Die KfW-Bank fördert ab 1. März 2011 im Programm „Energieeffizient Sanieren“ wieder einzelne Sanierungsmaßnahmen mit Zuschüssen und zinsgünstigen Darlehen. Dann gibt es wieder Geld für den Austausch von alten Fenstern und Türen, die Fassadendämmung oder die Erneuerung der Heizanlage. Diese Option war im Herbst vergangenen Jahres wegen Geldmangels eingestellt worden. Die Wiedereinführung der Förderung unterstützt vor allem private Hausbesitzer, die oftmals aus Kostengründen zeitlich versetzte Sanierungsmaßnahmen bevorzugen. Pflicht vor Genehmigung der Finanzspritze ist die Bestätigung der Angemessenheit der Maßnahmen durch einen Sachverständigen, z.B. einen zertifizierten Energieberater. Einen Zuschuss für diese Beratung bekommen Hauseigentümer vom Bundesamt für Wirtschaft und Ausfuhrkontrolle (BAFA) im Rahmen der „Vor-Ort-Beratung“.
Modernisierung mit Durchblick
Eine schlechte Dämmung führt vor allem im Dachgeschoss zu starken Energieverlusten – hier können die Heizkosten leicht das Fünf- bis Sechsfache des Durchschnittswerts erreichen. Bereits eine Einzelmaßnahme wie der Austausch von alten Fenstern kann einen wesentlichen Beitrag zur energetischen Optimierung leisten. „Moderne Dachfenster sind heute sehr gut gedämmt und senken damit deutlich den Energieverbrauch“, erklärt Oliver Steinfatt von der VELUX Deutschland GmbH. Gleichzeitig erhöhen sie den Wohnkomfort.“ Um nach der KfW förderberechtigt zu sein, müssen die Fenster einen bestimmten „Uw-Wert“ aufweisen, mit dem die Qualität der Wärmedämmung angegeben wird: Bei Dachfenstern darf er maximal 1,0 W/(m²K) betragen, bei vertikalen Fenstern, Balkon- und Terrassentüren maximal 0,95 W/(m²K).

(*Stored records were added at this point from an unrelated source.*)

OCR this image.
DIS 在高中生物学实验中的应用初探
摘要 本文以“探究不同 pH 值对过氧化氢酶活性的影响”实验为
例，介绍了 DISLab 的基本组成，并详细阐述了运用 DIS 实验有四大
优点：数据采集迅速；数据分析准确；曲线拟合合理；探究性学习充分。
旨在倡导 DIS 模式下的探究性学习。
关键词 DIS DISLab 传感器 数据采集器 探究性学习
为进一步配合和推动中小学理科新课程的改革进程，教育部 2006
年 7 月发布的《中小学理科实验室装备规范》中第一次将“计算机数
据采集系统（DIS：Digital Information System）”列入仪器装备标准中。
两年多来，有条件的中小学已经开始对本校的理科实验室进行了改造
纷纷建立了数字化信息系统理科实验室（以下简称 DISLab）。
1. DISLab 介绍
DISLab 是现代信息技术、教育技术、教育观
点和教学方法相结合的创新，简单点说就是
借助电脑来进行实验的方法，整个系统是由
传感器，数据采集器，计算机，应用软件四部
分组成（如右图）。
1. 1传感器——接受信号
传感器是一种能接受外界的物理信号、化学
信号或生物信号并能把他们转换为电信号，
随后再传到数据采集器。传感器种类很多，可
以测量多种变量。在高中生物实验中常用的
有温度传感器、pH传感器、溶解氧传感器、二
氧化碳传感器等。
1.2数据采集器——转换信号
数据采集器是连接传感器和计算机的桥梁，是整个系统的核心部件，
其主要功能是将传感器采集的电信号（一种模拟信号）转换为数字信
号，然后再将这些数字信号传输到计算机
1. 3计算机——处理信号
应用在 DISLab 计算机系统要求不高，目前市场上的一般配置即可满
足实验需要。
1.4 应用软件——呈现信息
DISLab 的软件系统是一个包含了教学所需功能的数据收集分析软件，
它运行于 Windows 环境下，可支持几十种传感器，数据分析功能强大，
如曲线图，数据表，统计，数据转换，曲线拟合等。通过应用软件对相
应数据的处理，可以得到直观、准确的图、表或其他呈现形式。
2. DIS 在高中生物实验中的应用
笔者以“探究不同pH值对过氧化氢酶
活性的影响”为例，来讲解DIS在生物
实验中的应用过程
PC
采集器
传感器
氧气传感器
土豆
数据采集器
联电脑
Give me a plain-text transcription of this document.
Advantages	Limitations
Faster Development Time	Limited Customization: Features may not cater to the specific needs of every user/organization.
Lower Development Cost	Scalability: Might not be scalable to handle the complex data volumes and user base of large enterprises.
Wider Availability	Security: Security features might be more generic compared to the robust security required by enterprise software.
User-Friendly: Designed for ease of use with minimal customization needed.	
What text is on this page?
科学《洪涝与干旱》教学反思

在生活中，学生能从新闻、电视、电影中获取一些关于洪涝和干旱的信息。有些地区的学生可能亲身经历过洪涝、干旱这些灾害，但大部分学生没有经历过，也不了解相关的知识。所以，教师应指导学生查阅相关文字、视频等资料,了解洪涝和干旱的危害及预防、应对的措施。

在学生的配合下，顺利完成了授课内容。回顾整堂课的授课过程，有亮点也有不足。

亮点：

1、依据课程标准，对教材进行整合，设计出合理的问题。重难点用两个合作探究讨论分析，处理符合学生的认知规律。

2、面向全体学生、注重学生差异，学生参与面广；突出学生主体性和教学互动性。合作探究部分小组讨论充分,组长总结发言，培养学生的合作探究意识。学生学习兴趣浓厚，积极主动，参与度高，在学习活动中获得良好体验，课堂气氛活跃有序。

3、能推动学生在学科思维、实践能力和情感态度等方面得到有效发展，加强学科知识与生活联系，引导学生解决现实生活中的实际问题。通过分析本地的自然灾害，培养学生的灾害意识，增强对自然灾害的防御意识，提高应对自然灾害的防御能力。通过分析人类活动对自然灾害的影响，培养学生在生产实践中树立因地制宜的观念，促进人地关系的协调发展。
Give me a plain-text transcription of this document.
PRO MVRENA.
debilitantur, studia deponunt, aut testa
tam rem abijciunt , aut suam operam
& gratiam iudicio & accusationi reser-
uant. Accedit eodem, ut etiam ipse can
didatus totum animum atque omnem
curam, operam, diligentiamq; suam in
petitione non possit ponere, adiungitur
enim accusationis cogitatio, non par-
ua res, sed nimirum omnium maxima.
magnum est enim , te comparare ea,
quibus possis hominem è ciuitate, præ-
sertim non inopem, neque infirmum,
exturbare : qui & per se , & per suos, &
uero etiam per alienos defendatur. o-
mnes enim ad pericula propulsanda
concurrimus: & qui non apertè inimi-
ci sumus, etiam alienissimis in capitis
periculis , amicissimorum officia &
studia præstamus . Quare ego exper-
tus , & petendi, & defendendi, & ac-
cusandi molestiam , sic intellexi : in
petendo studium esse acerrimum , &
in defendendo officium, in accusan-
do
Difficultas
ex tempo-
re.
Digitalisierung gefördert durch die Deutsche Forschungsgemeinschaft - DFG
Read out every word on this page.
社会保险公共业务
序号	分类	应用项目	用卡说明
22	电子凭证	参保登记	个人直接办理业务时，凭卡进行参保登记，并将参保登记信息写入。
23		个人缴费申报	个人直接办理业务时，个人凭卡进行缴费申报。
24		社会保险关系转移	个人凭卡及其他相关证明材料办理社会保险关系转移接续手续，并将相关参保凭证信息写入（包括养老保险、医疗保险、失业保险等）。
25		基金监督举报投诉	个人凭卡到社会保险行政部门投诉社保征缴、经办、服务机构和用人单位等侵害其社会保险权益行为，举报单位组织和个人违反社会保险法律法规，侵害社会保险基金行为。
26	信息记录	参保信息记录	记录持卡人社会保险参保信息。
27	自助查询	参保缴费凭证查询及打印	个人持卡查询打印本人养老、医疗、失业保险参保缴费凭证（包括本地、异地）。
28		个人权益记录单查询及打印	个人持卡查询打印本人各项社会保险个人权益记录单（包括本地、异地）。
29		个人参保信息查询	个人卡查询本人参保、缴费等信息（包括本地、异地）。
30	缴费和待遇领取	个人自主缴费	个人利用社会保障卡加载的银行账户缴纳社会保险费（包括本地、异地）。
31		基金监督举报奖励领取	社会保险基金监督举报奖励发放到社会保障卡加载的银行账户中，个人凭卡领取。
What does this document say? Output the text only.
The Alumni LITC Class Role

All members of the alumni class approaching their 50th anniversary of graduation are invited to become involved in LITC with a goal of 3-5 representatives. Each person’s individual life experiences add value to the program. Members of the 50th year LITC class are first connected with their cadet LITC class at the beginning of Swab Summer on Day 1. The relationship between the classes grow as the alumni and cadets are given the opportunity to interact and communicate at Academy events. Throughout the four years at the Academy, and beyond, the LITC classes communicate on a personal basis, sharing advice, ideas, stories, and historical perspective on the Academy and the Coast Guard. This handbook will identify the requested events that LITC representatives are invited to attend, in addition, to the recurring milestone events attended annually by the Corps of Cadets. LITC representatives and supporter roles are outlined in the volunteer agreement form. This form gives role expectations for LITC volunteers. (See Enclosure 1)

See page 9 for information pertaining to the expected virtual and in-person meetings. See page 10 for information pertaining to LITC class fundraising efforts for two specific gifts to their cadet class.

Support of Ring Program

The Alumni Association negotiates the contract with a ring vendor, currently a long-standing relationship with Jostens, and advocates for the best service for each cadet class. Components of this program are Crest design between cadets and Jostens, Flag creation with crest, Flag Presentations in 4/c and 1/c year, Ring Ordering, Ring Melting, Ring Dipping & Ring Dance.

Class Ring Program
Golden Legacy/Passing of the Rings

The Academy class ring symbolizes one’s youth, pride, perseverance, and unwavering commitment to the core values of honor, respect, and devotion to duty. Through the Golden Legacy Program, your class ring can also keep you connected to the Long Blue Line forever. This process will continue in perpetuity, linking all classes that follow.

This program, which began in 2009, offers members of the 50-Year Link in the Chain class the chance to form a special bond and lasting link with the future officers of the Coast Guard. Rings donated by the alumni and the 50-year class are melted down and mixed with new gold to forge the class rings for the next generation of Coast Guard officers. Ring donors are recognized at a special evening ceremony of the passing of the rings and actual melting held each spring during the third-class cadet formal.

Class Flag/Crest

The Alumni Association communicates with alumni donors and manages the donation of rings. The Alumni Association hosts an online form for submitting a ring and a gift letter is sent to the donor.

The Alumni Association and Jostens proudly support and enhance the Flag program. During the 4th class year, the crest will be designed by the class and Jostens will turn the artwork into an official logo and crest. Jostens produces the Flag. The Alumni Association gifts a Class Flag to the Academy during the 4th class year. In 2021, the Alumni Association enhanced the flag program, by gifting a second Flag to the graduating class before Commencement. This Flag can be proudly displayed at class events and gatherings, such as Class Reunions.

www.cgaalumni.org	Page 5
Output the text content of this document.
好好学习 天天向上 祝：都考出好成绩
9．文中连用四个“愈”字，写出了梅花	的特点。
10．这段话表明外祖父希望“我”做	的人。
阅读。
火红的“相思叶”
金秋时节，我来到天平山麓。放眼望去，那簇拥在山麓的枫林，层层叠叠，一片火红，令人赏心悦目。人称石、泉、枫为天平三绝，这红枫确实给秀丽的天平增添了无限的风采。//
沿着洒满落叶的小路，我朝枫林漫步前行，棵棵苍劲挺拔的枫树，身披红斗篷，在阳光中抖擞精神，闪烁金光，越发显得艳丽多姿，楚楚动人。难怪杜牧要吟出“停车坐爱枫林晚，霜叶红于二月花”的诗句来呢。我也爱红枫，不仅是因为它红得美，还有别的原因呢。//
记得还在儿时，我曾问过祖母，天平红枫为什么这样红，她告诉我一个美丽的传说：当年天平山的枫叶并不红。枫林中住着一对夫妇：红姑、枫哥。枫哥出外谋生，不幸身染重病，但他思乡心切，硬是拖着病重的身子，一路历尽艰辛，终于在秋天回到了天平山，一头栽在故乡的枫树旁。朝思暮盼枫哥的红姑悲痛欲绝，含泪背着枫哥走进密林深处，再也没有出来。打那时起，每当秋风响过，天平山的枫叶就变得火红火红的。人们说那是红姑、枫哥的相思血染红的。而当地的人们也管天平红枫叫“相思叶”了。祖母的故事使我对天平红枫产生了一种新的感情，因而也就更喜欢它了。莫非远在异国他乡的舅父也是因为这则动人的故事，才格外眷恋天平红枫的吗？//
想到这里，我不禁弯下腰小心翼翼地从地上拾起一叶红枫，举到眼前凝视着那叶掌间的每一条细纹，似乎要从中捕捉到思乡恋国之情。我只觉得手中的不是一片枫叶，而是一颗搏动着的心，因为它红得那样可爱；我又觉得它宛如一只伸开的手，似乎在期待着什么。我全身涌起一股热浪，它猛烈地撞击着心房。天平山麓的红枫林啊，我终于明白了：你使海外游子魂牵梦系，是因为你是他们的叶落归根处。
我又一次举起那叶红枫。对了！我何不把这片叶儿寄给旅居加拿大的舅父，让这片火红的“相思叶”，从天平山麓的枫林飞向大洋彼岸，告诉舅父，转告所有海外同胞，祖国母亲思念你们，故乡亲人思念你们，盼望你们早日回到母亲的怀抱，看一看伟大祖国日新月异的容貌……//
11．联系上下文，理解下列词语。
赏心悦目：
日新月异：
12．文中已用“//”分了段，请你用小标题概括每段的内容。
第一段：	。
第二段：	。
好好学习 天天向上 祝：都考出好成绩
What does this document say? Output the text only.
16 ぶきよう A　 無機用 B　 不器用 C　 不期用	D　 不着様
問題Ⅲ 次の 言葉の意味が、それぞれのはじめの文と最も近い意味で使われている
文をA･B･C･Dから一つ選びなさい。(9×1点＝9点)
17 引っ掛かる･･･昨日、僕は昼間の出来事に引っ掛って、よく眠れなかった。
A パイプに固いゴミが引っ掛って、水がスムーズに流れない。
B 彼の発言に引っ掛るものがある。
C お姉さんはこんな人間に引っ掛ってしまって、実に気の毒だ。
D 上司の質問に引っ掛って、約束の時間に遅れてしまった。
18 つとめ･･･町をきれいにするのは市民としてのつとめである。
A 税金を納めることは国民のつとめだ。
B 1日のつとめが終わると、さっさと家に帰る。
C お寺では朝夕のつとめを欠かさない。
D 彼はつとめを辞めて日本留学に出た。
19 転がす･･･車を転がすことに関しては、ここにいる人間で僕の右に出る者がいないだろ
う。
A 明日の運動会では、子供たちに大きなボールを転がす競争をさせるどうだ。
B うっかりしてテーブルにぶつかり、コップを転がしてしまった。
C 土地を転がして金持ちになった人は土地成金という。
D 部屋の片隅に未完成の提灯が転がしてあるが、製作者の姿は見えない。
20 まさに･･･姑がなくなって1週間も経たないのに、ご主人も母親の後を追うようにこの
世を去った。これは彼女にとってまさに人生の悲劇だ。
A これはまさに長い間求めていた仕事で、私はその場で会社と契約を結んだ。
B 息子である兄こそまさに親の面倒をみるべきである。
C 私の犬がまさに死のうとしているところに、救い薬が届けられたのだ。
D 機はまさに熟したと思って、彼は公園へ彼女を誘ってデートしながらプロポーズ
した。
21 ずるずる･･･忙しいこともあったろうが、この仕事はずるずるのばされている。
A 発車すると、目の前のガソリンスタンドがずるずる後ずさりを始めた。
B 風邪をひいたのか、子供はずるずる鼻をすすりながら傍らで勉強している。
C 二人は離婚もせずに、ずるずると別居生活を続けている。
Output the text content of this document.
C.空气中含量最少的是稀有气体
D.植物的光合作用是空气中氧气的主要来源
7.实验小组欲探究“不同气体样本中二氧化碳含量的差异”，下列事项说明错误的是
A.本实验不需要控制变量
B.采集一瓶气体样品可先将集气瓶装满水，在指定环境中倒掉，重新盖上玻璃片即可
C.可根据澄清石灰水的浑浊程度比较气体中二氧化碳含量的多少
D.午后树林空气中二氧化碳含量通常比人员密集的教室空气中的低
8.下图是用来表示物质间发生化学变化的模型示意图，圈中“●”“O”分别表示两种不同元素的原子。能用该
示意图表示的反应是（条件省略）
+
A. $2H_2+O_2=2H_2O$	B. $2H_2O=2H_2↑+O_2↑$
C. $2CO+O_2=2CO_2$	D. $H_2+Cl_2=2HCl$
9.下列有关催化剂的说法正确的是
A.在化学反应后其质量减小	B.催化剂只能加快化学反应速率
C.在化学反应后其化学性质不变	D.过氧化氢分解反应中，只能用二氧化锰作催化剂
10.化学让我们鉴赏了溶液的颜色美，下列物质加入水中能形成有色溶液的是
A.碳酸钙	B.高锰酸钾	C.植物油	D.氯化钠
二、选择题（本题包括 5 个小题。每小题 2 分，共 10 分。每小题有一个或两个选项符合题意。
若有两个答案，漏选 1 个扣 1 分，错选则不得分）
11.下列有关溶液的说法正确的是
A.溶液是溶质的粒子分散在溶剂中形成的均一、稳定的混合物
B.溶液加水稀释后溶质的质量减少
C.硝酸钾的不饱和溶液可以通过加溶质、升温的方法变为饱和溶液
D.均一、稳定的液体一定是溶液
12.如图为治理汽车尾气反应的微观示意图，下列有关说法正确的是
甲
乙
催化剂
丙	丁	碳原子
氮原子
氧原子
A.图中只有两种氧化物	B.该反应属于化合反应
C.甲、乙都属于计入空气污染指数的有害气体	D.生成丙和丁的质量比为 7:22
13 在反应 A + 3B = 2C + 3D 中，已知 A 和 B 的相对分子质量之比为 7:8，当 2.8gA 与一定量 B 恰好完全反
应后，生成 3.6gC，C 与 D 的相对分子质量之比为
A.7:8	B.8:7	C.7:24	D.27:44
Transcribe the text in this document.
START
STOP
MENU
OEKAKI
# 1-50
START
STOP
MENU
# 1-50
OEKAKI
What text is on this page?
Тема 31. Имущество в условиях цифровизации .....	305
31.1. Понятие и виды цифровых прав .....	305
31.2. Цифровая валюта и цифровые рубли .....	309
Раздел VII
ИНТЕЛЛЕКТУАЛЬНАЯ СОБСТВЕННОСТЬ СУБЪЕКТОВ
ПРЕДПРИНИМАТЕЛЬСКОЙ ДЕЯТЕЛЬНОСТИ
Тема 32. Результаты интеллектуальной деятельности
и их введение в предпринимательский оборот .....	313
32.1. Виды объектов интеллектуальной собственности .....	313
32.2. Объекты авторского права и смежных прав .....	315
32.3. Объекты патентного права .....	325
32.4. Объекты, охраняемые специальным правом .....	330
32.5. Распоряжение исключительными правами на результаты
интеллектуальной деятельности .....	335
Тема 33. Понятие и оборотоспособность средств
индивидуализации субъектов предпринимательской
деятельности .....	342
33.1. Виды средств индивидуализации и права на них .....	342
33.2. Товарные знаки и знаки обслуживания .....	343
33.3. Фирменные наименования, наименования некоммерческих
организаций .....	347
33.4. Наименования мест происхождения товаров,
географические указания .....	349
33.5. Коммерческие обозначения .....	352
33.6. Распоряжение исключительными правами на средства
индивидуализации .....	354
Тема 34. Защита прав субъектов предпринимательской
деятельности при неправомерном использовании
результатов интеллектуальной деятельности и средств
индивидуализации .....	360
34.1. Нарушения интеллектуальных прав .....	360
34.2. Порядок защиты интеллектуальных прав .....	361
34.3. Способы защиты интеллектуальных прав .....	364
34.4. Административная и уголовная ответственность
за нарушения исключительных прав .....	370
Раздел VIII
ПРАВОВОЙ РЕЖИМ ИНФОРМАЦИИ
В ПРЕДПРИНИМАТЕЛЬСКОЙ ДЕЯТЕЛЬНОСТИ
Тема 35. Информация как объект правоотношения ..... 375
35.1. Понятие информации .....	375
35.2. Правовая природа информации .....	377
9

„Beim Austausch der Fenster empfiehlt es sich, innen wie außen auch die Anschlüsse an das Dach und die Dämmung zu optimieren. So kann der Energieverbrauch zusätzlich gesenkt werden“, erläutert VELUX Experte Steinfatt. In diesem Fall ist es in der Regel sinnvoll, auch die Innenverkleidung auszutauschen. Der Vorteil: Es besteht die Möglichkeit, diese oben waagerecht und unten senkrecht auszuführen, und damit die Tageslichtausbeute zu erhöhen.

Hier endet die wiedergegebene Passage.